When I work with AI on large, tricky code bases I try to do a collaboration where it hands off things to me that may result in large number of tokens (excess tool calls, unprecise searches, verbose output, reading large files without a range specified, etc.).
This will help narrow down exactly which to still handle manually to best keep within token budgets.
Note: "yourusername" in install git clone instructions should be replaced.
I'm surprised that there isn't a stronger demand for enterprise-wide tools like this. Yes, there are a few solutions, but when you contrast the new standard of "give everyone at the company agentic AI capabilities" with the prior paradigm of strong data governance (at least at larger orgs), it's a stark difference.
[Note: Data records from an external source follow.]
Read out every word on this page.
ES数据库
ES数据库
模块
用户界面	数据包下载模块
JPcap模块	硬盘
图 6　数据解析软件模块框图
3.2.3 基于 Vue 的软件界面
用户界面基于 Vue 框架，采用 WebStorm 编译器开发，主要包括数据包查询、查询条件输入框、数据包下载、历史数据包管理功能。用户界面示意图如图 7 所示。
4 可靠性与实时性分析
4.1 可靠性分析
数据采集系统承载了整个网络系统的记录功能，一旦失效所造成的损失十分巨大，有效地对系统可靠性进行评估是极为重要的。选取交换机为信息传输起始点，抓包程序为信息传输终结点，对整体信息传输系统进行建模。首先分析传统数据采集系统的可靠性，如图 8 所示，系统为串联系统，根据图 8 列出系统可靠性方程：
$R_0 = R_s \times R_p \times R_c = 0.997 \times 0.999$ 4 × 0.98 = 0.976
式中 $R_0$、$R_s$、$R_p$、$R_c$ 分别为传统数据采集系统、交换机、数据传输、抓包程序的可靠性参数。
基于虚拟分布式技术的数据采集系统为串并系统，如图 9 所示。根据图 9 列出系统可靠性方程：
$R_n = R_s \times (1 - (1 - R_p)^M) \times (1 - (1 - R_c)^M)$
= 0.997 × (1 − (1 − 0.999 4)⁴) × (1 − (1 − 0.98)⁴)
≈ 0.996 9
I think we're not far from the pendulum swinging back a bit. Not just because AI can't be used for everything, but because the governance on widespread AI use (without severely limiting what tools can actually do) is a difficult and ongoing problem.
Yes.
I created something similar months ago [*] but using Envoy Proxy [1], mkcert [2], my own Go (golang) server, and Little Snitch [3]. It works quite well. I was the first person to notice that Codex CLI now sends telemetry to ab.chatgpt.com and other curiosities like that, but I never bothered to open-source my implementation because I know that anyone genuinely interested could easily replicate it in an afternoon with their favourite Agent CLI.
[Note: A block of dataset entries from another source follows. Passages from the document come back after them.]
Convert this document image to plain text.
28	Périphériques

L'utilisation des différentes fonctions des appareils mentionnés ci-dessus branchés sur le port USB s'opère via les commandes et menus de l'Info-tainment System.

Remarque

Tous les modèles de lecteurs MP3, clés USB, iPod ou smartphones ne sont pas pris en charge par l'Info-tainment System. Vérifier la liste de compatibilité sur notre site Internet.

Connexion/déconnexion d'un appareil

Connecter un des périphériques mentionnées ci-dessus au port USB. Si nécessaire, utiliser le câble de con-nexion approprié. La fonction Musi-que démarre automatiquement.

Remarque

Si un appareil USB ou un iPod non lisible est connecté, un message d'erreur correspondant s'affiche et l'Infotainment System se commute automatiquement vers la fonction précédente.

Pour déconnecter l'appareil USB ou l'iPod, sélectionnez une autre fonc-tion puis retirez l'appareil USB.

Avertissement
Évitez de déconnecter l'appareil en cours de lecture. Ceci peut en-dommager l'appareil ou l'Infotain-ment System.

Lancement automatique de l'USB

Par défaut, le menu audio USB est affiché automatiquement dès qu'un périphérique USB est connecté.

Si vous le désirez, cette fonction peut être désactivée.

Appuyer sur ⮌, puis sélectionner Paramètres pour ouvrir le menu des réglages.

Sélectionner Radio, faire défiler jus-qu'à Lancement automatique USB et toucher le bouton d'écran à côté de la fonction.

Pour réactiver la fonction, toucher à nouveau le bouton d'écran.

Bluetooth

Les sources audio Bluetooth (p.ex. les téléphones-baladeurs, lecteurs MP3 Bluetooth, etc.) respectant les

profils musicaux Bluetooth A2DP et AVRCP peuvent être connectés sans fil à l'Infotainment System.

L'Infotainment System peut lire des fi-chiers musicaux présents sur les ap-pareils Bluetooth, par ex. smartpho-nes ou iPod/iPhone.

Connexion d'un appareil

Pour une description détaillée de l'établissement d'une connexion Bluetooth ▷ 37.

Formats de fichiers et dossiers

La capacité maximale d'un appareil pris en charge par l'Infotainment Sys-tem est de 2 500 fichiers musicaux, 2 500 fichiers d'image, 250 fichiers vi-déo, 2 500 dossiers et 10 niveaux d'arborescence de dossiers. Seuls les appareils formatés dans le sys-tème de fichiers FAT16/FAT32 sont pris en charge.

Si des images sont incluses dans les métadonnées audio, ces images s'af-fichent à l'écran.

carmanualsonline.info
[1] https://www.envoyproxy.io/
[2] https://github.com/FiloSottile/mkcert
[3] https://www.obdev.at/products/littlesnitch/
[*] In reality, I created something like 6 years ago or so before LLMs were popular, originally as a way to inspect all outgoing HTTP(s) traffic from all app installed in my macOS system. Then, a few months ago, when I started using Codex CLI, I made some modifications to inspect Agent CLI calls too.
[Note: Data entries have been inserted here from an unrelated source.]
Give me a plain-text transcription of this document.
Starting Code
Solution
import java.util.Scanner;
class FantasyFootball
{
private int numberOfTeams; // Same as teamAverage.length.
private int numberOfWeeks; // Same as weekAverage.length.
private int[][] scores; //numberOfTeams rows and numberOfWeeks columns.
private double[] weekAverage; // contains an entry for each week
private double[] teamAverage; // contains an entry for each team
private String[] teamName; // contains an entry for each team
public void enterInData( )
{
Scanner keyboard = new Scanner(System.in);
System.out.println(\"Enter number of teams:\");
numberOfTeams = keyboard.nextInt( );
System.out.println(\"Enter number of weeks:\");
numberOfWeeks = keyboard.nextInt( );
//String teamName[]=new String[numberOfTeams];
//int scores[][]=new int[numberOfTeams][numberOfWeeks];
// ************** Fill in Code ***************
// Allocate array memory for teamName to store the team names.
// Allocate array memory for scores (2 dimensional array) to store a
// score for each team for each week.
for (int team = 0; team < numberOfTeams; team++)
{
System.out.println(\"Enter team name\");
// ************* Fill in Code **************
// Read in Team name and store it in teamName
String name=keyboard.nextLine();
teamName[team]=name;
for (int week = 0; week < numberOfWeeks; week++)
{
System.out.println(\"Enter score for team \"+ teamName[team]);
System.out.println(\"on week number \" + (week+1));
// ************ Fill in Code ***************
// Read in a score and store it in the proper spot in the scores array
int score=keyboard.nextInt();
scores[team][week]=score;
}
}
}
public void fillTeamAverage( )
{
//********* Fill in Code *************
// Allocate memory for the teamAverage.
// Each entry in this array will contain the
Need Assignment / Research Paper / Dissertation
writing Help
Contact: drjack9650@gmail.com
I've been intercepting its HTTP requests by running it inside a docker container with:
-e HTTP_PROXY=http://127.0.0.1:8080 -e HTTPS_PROXY=http://host.docker.internal:8080 -e NO_PROXY=localhost,127.0.0.1
It was working with mitmproxy for a very brief period, then the TLS handshake started failing and it kept requesting for re-authentication when proxied.
You can get the whole auth flow and initial conversation starters using Burp Suite and its certificate, but the Gemini chat responses fail in the CLI, which I understand is due to how Burp handles HTTP2 (you can see the valid responses inside Burp Suite).